Can Shared Banking Hubs prevent the financial exclusion of the elderly?
4 in 10 older people in the UK do not manage their money online and could be at high risk of financial exclusion, according to research by Ipsos for the charity Age UK.
While banks continue to reduce their branch networks, a growing number of elderly people may find themselves struggling to find financial services and advice close to their homes.
According to Age UK, Shared Banking Hubs may be the right solution to tackle the problem. Unfortunately, right now, there are only 4 of them in the United Kingdom.
What is a Shared Banking Hub?
A Banking Hub is a space open to the public, quite similar to any bank branch. There is one key difference: it serves the customers of all banks.
In a Banking Hub, you will find a counter service, operated by Post Office staff, for all cash-related operations, like deposits and withdraws, bill payments, and any other regular banking transaction.
Some private talking areas allow customers to meet with a consultant from their bank and discuss more complex issues. Different banks will be managing each talking area on a rotating basis.
Thanks to a public schedule, everyone knows which bank staffs the consultancy offices on different days.
Why Shared Banking Hubs could help
According to a recent poll by Age UK (You can’t bank on it anymore), about 75% of over-65s with a bank account would like to undertake at least one banking task in person. The thing is, the elderly are not at ease using online banking.
It may be because they lack technical skills, or they just feel uncomfortable using an electronic device on their own. Sometimes, it is out of sheer mistrust of the internet.
Either way, more than 7.5 million people in the UK would like to have access to financial services in the real, tangible world.
On the other hand, banks want to reduce the number of expensive physical touchpoints, as younger customers prefer digital channels for daily banking operations like payments.
Why are bank branches closing in the UK?
According to banks, branches are just not economically sustainable.
The data provided by Age UK shows that there is a real demand for in person banking service. The problem is, this demand may not be sufficient to guarantee the profitability of a physical branch, for two reasons:
- Daily routine banking operations take bank tellers a relatively long time, that could be used for more profitable activities, that can be priced with higher fees; the aggregated demand for in person banking service is high, but it is divided and spread on a wide territory, often in small towns.
- Banks are then reducing their networks, asking customers to refer to the closest branch in the area in the case they need consultancy, or prefer to carry a task face-to-face.
The “closest branch” is, unfortunately, often some miles away: an unsurmountable problem, for older people who rely on public transportation. They just cannot reach the closest branch without help, and cannot use digital channels. The risk of financial exclusion is extremely high.

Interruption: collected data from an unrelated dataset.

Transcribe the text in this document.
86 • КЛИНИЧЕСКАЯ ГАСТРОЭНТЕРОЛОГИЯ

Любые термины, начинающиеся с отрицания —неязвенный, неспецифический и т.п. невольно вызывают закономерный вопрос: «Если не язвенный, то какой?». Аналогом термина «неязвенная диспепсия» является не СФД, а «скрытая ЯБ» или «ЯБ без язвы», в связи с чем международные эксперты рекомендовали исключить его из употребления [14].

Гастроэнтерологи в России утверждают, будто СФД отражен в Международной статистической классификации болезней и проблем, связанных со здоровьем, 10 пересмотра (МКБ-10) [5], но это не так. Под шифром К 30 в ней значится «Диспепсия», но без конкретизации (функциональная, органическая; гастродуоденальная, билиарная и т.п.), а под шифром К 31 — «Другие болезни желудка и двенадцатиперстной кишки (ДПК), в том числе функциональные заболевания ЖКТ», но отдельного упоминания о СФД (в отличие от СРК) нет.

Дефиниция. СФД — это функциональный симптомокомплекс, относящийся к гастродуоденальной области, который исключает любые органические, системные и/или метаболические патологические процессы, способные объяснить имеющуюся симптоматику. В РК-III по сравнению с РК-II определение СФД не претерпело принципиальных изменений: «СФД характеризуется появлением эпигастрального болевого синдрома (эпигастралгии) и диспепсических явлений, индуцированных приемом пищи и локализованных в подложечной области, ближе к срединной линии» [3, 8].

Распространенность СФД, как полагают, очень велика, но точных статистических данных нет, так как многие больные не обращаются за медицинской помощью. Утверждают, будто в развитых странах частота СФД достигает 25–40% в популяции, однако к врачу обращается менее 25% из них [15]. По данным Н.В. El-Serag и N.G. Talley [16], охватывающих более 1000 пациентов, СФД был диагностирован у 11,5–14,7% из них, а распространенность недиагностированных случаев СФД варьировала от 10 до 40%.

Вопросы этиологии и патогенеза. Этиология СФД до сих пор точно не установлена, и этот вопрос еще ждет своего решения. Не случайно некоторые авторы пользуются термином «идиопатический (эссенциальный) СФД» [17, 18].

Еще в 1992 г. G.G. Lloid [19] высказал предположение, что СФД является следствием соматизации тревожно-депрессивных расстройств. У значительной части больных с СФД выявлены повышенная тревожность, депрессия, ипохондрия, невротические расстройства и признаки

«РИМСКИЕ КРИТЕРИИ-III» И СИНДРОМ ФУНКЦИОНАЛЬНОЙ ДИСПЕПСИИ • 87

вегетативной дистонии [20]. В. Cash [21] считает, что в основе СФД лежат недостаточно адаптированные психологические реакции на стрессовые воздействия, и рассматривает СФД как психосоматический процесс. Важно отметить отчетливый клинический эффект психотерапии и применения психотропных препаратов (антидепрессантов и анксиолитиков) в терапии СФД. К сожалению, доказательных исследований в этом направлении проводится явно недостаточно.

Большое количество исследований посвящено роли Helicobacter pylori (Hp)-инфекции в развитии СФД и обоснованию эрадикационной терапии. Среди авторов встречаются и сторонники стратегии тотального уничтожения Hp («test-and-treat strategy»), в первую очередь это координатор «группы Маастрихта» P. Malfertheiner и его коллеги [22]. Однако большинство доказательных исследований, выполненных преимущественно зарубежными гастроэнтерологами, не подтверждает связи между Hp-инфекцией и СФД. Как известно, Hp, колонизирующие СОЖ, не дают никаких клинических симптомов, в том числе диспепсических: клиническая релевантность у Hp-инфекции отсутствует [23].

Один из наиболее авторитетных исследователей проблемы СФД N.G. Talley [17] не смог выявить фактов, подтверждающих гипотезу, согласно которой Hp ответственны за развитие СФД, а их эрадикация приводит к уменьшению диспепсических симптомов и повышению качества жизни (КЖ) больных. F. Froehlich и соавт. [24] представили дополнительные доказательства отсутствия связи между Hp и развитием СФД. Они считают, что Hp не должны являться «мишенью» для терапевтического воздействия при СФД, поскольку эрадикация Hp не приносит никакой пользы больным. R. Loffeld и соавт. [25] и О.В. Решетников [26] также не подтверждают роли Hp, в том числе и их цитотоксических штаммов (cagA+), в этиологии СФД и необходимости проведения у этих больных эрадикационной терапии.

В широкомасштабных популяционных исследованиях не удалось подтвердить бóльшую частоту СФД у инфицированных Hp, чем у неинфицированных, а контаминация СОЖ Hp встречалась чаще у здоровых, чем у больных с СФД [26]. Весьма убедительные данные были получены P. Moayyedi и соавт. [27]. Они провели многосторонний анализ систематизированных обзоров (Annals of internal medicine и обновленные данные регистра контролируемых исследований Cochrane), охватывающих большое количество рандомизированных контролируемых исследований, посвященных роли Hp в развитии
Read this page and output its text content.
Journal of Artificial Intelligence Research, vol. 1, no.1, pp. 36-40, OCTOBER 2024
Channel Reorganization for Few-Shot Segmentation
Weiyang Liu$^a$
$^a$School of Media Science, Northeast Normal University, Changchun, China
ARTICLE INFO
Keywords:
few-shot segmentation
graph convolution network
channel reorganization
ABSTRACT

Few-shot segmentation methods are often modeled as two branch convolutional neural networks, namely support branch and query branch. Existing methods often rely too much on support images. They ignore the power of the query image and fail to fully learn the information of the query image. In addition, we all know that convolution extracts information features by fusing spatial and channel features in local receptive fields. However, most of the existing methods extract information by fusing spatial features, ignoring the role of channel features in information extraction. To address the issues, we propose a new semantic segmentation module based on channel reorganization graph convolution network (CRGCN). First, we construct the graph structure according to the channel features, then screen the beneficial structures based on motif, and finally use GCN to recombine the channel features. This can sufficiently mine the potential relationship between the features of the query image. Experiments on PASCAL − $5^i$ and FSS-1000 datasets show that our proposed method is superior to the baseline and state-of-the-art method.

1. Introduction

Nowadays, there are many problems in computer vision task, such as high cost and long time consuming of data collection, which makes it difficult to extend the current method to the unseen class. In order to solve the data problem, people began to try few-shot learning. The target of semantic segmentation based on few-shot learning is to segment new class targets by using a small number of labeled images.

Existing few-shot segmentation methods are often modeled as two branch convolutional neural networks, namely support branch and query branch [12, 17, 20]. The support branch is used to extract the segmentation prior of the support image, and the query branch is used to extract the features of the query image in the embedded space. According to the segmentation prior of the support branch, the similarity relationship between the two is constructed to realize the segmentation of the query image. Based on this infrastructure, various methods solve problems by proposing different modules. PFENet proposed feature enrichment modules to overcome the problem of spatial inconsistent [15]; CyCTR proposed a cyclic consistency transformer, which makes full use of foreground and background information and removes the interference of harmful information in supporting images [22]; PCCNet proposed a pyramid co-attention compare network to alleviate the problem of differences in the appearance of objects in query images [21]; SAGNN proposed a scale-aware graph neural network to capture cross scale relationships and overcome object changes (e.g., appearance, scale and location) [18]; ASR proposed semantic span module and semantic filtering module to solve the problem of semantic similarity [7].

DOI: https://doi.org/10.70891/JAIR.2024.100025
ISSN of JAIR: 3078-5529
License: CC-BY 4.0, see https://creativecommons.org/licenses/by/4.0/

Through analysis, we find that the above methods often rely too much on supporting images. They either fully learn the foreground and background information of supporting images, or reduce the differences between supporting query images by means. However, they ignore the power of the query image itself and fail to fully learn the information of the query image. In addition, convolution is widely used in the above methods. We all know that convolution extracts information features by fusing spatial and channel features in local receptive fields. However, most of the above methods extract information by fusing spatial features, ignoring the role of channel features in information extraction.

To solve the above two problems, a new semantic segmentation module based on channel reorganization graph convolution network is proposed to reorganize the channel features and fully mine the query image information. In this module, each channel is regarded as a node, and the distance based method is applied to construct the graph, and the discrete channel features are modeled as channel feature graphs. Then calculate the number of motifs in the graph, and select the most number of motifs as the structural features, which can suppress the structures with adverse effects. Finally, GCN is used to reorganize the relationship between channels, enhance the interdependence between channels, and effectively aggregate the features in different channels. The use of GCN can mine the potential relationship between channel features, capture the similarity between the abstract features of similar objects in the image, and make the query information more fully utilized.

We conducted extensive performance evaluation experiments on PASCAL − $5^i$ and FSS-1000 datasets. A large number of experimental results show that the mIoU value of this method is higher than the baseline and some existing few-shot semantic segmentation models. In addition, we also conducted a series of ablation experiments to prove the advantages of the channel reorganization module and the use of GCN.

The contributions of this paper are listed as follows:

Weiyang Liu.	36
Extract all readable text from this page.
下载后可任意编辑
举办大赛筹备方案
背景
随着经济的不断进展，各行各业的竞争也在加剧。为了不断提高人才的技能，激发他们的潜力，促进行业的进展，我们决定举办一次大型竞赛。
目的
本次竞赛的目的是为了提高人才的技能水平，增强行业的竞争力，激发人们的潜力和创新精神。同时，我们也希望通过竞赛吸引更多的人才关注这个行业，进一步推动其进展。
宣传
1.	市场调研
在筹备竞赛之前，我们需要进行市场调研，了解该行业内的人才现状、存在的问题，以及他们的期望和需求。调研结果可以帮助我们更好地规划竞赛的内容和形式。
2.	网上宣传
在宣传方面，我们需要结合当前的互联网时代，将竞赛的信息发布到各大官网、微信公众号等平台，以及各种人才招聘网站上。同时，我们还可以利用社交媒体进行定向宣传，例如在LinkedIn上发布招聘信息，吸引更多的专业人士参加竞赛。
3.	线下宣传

Shared Banking Hubs could meet the needs of both banks and customers, providing a basic daily banking service to everyone, and consultancy on a weekly schedule. About 5.1 million people in the UK declared they would feel comfortable using one of them.
Still in trial
At the moment, there are only 4 operating Banking Hubs in the UK, but about 50 more are planned to open in the near future. We are talking about a pilot format, something more than an experiment, but that must still be reckoned as a structural tool to grant financial inclusion.
The roll-out process of a Shared Banking Hub, for example, could be accelerated in order to protect local communities. Many towns could soon find themselves in the middle of a banking desert, with no branch and no ATMs.
A shared Banking Hub, says Age UK, should be established before the last bank branch in an area shuts down, so to ensure the continuity of face to face banking services.
It is a matter of cooperation between banks and other companies. It comprehensibly takes time for banks to reach an agreement on where and how to set up a Banking Hub in a town, not to mention how to organize its schedule and its management.
Therefore, maybe some parts of this process could be sped up, thanks to nation-wide agreement that defines basic rules and provides guidelines.
Access to Cash in the UK
Age UK also call to authorities to recognise the important role of cash. 2.4 million older people in the country rely on cash for their purchases. Cash is essential to their financial inclusion.
A Banking Hub model, supported by a network of ATMs, could provide local access to cash all over the country. The alternative is to abandon older people to the risk of frustration and the sense of having been left behind.